We would prefer to focus on the effortless clarity of these speakers instead of picking apart their sound because that’s what truly sets apart the Elite system from other similarly priced systems. The sound does not have an exaggerated “detail” or brightness, it just sounds clearer than most other speaker systems.

We were more than happy with the Elite system’s ability to deliver room-filling audio, whether playing 5.1 surround or soundtracks from the few Atmos titles available (plus one video game). Although Atmos sounds enveloping, it may sound so good in 5.1 that you don’t even care about height information.

THE GOOD

Pioneer’s Elite SP-EFS73 delivers startling clarity, precision surround-sound imaging, high contrast dynamics, and solid low bass extension.
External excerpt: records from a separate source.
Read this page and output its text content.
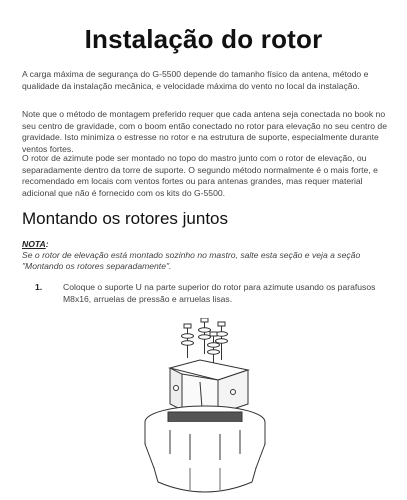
Instalação do rotor

A carga máxima de segurança do G-5500 depende do tamanho físico da antena, método e qualidade da instalação mecânica, e velocidade máxima do vento no local da instalação.

Note que o método de montagem preferido requer que cada antena seja conectada no book no seu centro de gravidade, com o boom então conectado no rotor para elevação no seu centro de gravidade. Isto minimiza o estresse no rotor e na estrutura de suporte, especialmente durante ventos fortes.

O rotor de azimute pode ser montado no topo do mastro junto com o rotor de elevação, ou separadamente dentro da torre de suporte. O segundo método normalmente é o mais forte, e recomendado em locais com ventos fortes ou para antenas grandes, mas requer material adicional que não é fornecido com os kits do G-5500.

Montando os rotores juntos
NOTA:

Se o rotor de elevação está montado sozinho no mastro, salte esta seção e veja a seção "Montando os rotores separadamente".

1. Coloque o suporte U na parte superior do rotor para azimute usando os parafusos M8x16, arruelas de pressão e arruelas lisas.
The speakers are well-built and look even more expensive than they are. Playing Atmos and DTS:X soundtracks will prove useful in the near future.

THE BAD

Discs encoded with Dolby Atmos or DTS:X that take advantage of the Elite system’s Dolby top-mounted Atmos drivers are still scarce. In fact, even poorly recorded material can be exposed by these speakers.

Summary

With a price tag above $1K, Pioneer enters a very competitive market populated with some excellent-sounding speakers. With an attractive design and a sound that provides a sense of ease and neutrality, the Pioneer Elite SP-EFS73 managed to compete. For the money, these Pioneer bookshelves are our favorite floor-standing speakers of the past few years. While we’d recommend the cheaper Pioneer bookshelves for the budget-conscious, the SP-EFS73 are still one of our favorite floor-standing speakers of the past few years.